De plus en plus d’écrivains s’affranchissent des éditeurs classiques, notamment pour l’exploitation de leurs œuvres en numérique. Parallèlement, l’autoédition explose. Connus ou inconnus, les auteurs se voient toujours davantage comme des micro-entreprises (et donc potentiellement des marques) qui souhaitent et peuvent s’adresser directement à leur lectorat. Est-ce qu’à terme, comme bon nombre de groupes et de musiciens ont quitté les majors (ou en ont été évincés), créé des labels et des maisons de production, les auteurs peuvent suivre un tel mouvement, menaçant aussi les maisons d’édition historiques ?
C’est une conséquence de ce capitalisme médiatique que nous évoquions dans notre réponse précédente, et du développement des plateformes. Indéniablement, il existe de nouvelles voies pour donner à lire des textes qui n’auraient pas trouvé leur place chez les éditeurs dits classiques. Et quelques succès spectaculaires accréditent une sorte de nouvelle promesse démocratique : Fifty shades of grey aux États-Unis, les premiers livres d’Agnès Martin-Lugand en France (Les Gens heureux lisent et boivent du café), constituent des cas emblématiques de ces livres au départ sans éditeurs qui trouvent leur public. Mais pour ces deux succès, combien de milliers d’échecs ? Et surtout, il est bien rare qu’un auteur auto-publié ne cède pas, le moment de la reconnaissance venu, aux propositions d’éditeurs bien en place ; Agnès Martin-Lugand est maintenant publiée chez Michel Lafon. La logique de concentration propre aux industries culturelles contemporaines n’épargne pas le monde des lettres, et c’est sans doute cela qui menace vraiment l’écosystème éditorial aujourd’hui, plus que l’apparition de micro-éditeurs dont la viabilité semble assez fragile.

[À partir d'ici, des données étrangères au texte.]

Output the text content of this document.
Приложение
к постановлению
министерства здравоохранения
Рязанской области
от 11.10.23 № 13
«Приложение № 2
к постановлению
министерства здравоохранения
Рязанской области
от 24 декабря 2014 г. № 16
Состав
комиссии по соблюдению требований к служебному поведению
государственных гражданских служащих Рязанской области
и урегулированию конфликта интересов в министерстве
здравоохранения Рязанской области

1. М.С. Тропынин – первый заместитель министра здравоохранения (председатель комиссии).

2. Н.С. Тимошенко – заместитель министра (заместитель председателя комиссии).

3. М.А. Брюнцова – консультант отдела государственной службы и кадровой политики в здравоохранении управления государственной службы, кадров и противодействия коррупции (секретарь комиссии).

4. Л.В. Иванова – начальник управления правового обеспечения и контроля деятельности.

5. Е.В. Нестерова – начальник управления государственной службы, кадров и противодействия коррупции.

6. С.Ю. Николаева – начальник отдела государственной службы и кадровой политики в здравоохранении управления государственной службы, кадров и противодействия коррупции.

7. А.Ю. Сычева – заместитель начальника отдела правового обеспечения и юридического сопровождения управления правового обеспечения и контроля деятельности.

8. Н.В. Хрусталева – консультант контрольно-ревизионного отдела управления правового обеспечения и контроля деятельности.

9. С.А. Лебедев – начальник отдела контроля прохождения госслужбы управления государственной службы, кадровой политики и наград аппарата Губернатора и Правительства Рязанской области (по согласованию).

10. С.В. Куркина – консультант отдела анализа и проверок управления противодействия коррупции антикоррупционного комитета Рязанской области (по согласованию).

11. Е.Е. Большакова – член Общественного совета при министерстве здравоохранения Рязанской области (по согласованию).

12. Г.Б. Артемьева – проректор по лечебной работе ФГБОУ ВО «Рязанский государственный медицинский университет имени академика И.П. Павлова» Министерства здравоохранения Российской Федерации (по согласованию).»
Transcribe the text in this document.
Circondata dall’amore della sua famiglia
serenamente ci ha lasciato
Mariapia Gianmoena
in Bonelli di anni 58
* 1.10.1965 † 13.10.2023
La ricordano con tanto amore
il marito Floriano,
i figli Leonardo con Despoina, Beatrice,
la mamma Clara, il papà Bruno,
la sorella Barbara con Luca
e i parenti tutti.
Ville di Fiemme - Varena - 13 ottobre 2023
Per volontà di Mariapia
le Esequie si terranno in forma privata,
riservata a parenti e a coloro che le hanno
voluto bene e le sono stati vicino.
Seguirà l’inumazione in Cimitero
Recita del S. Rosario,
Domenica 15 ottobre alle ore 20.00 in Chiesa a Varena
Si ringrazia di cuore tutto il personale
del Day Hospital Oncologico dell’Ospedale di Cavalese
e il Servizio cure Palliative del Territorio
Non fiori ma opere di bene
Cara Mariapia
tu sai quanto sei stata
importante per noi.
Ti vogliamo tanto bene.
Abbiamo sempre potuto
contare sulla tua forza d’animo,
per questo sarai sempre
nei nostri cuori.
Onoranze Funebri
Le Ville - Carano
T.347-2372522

Dans un monde où l’attention est devenue un bien rarissime, où la concurrence entre les modes de divertissement et de culture est très rude, mais aussi où la pandémie actuelle ne laisse que peu de place aux inconnus entre les grands noms et les classiques, va-t-on assister à un storytelling de plus en plus important, à une mise en avant de la personne même de l’auteur, surtout en ligne ?
C’est un phénomène croissant mais pas nouveau. L’incarnation de l’auteur, comme le montre la présence des écrivains à succès sur les plateaux de télévision ou leurs photographies dans les magazines, est médiatiquement essentielle mais surtout fait vendre les livres. Choisir la discrétion est une solution qui peut s’avérer coûteuse. Ou alors il faut le coup de génie d’Elena Ferrante et choisir de faire de son invisibilité une sorte de mystère qui a contribué au succès de sa saga. L’examen de la couverture de presse des auteurs qui se vendent bien montre que leur visibilité dans les médias mainstream passe effectivement, à travers portraits, enquêtes et interviews, par la production d’un storytelling collectif émis conjointement par les écrivains eux-mêmes, par les maisons d’édition et relayé la plupart du temps par les médias. Cette technique communicationnelle rapproche les best-sellers d’autres produits commerciaux, culturels ou non, qui font aussi l’objet d’une politique de marque (branding). Dans les cas les plus réussis, ce storytelling se métisse avec l’univers diégétique des œuvres et constitue une sorte de fiction intermédiaire qui tient à la fois du discours biographique et de ce que Henry Jenkins appelle le transmedia storytelling, c’est-à-dire une œuvre dérivée et participative sur plusieurs supports, à haute valeur médiagénique, et sans doute aussi à haut potentiel commercial. Ce n’est pas avoir mauvais esprit, je pense, que de dire que le succès des livres de Camille Kouchner et de Vanessa Springora s’explique en partie ainsi.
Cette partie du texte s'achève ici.